THE National Insurance Company Limited (NICOL)'s new management has refuted claims by Mr Felix Mosha that he was still a legitimate Board Chairman of the company.
"Time has come for Mr Mosha to respect orders of the court. He was ousted from the leadership by shareholders of the company following a court order issued on February 29, 2012," NICOL Interim Manager, Mr Kanoni Adam Wamunza, said in a statement issued in Dar es Salaam.
He said that after such installation of new management, Mr Mosha filed numerous cases both at the High Court and Court of Appeal to challenge the ruling. However, he said, recently the Court of Appeal dismissed his application for revision for being filed incompetently.
"Mr Mosha was also ordered to pay costs for the application, but surprisingly he does not tell the public on this truth. He keeps on giving misleading information on the matter.
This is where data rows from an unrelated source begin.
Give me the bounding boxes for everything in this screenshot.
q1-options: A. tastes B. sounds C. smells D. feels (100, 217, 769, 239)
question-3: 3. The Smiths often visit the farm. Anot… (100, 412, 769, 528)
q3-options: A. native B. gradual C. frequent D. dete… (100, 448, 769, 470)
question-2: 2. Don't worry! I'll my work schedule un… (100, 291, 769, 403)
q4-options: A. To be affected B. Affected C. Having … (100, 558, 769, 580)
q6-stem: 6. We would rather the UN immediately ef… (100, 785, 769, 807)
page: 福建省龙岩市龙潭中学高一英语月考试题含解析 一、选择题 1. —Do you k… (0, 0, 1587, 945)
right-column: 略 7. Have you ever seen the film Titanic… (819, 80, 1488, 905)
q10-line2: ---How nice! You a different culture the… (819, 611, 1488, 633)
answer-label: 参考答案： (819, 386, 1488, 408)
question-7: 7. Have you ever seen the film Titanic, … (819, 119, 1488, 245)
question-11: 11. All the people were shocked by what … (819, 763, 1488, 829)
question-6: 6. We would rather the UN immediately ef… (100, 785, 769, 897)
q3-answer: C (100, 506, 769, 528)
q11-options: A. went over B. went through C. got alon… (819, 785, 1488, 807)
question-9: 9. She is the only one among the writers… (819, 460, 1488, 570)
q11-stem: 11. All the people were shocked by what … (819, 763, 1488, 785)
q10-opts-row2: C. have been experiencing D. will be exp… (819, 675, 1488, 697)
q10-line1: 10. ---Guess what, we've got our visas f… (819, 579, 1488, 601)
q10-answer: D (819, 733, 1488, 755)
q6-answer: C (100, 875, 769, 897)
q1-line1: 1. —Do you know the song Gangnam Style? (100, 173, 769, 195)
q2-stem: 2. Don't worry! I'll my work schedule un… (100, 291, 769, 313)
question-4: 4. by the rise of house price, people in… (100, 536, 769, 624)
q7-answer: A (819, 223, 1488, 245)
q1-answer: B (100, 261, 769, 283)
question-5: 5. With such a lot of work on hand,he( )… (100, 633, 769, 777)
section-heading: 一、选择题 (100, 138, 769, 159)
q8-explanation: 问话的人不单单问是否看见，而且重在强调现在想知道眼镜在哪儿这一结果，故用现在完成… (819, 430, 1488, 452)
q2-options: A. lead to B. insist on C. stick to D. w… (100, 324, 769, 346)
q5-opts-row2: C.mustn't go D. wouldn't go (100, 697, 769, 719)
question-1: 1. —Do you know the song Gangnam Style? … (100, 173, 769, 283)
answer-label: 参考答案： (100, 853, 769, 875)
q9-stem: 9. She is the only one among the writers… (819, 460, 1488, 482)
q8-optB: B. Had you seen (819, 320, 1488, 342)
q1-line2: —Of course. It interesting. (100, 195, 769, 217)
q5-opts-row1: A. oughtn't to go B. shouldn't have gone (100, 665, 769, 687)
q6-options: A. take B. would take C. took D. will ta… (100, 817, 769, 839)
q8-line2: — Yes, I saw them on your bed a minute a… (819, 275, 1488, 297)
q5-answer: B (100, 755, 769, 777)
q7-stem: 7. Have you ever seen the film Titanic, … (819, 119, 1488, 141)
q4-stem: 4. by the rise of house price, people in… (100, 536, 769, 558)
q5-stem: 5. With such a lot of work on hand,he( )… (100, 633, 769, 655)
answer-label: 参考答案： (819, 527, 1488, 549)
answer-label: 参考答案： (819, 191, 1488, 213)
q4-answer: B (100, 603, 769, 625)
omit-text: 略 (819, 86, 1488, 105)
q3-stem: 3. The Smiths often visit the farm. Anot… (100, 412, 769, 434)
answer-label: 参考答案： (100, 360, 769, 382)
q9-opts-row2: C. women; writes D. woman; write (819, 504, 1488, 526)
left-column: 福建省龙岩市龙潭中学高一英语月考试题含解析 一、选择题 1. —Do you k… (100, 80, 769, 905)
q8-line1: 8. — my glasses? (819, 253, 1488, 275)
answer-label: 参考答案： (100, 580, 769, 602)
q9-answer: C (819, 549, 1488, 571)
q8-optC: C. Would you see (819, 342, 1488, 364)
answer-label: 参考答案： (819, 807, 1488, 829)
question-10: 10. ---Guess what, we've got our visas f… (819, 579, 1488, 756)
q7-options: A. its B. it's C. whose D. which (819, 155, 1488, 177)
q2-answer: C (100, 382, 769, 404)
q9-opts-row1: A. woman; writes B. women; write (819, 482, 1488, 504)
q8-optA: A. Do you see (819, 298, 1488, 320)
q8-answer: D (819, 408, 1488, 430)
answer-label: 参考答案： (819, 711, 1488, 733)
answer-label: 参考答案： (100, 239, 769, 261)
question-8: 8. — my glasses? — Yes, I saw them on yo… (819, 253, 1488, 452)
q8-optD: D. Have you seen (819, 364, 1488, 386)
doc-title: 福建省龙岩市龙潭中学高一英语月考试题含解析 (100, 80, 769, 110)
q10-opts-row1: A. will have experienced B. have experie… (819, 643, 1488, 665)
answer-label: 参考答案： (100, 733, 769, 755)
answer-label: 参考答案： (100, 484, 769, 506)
Mr Mosha ceased to be the leader in NICOL since February, last year," Mr Wamunza said. He queried that if at all Mr Mosha was still a leader in NICOL, what were other reliefs he was seeking in the cases he filed in courts apart from challenge his removal from the office.
"It is surprising to see a lot of money being used to file these cases in court. The time of continuing litigation on this issue is now over.
Mr Mosha should cooperate with the current leadership for the welfare of the company," the interim manager said in the statement. On October 3, this year, Appeals Court Justices January Msoffe, Steven Bwana and Ibrahim Juma dismissed with costs the application by Mosha after upholding an objection raised by respondents in the matter.
The judges ruled that the application in question was incompetent because there was another matter before the High Court's Commercial Division, which was still pending. They directed the pending application before the High Court to be heard.
After such decision, Mr Mosha convened a press conference and assured shareholders of NICOL that their shares were in safe hands and the company was going strong with its value surging almost eight times to 65bn/-in its eight years of operation.
However, Mr Wamunza questioned the truthiness of statements given by Mr Mosha, alleged in the statement that the new NICOL management have been receiving complaints from shareholders of being given their respective development updates of the company and payment of dividends.
He said that such aspect was occurring for failure by Mr Mosha to prepare audited accounts for the company within a reasonable time and the last audit carried out in 2008 indicated that NICOL was running at a loss of 6.5bn/- and that is why some government agencies decided to intervene.